Brèves cornusiennes (55)

Il est curieux de constater que certaines personnes, parties travailler ailleurs pour des convenances personnelles (rapprochement familial), une fois dans un autre poste, se mettent à dénigrer certains anciens collègues, sans réelles raisons (elles n’étaient en principe pas parties fâchées). Plus qu’une curiosité, c’est plus une certaine amertume que je ressens ou plutôt une déception. Si cela ne m’étonne guère par rapport à certains individus, j’ai constaté que le « mal » pouvait aussi toucher d’autres personnes. Bref des aigris et jaloux de leur propre ombre.

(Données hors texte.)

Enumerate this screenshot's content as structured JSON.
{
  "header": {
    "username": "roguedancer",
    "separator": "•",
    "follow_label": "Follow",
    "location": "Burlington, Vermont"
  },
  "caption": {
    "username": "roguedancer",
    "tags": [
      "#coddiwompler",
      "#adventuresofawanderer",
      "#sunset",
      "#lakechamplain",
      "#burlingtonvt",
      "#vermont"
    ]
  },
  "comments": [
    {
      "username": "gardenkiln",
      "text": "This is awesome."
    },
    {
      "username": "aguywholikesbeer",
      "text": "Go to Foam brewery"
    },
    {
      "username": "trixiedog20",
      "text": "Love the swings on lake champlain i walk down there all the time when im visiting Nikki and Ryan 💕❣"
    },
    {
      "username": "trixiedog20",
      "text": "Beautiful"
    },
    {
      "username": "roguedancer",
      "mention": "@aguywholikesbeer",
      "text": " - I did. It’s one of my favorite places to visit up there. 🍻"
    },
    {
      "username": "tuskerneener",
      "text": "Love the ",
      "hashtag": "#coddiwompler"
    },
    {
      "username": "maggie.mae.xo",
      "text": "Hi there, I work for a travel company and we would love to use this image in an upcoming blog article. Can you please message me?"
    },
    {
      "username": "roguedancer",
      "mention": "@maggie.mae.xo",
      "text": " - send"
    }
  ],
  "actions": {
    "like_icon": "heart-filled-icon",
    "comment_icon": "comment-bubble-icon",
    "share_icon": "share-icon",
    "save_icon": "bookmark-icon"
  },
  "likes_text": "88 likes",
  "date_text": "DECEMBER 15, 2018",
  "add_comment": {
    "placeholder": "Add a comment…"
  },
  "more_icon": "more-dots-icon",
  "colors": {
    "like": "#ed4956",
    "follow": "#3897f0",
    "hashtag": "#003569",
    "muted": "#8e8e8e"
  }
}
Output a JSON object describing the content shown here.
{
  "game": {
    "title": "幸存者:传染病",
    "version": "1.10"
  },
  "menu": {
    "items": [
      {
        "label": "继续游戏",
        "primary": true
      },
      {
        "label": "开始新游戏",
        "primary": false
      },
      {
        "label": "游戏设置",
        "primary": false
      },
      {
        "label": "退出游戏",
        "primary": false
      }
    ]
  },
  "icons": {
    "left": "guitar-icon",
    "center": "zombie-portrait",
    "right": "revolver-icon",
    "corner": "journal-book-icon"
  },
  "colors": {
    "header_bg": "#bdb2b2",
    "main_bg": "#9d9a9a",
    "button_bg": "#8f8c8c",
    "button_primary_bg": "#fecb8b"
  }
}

Cette semaine, je suis en vacances, mais je suis quand même allé au travail aujourd’hui. Officiellement, c’était pour aller déjeuner avec un ancien collègue de passage (ce que j’ai fait), mais j’en ai profité pour traiter quelques sujets dont je n’avais pas eu le loisir de m’occuper, notamment parce que ma dernière semaine de travail avait été amputée de deux jours.


Une médaille de communiant de mon arrière-grand-père, le père de ma grand-mère paternelle, que cette dernière m’avait donnée parce qu’il avait les mêmes initiales que moi, mais inversées. Il est mort sur le front en 1916. Cela fait déjà un siècle de cela. Ce n’était pas un cas isolé, mais cela avait été un drame important pour cette branche de ma famille morvandelle car elle avait été obligée de quitter la ferme, car il n’y avait pas (plus) de bras masculins pour faire tourner l’exploitation et parce que ma grand-mère avait donné tout son argent à l’État. Cette médaille n’a pas de valeur absolue, mais elle reste chargée d’émotions pour moi.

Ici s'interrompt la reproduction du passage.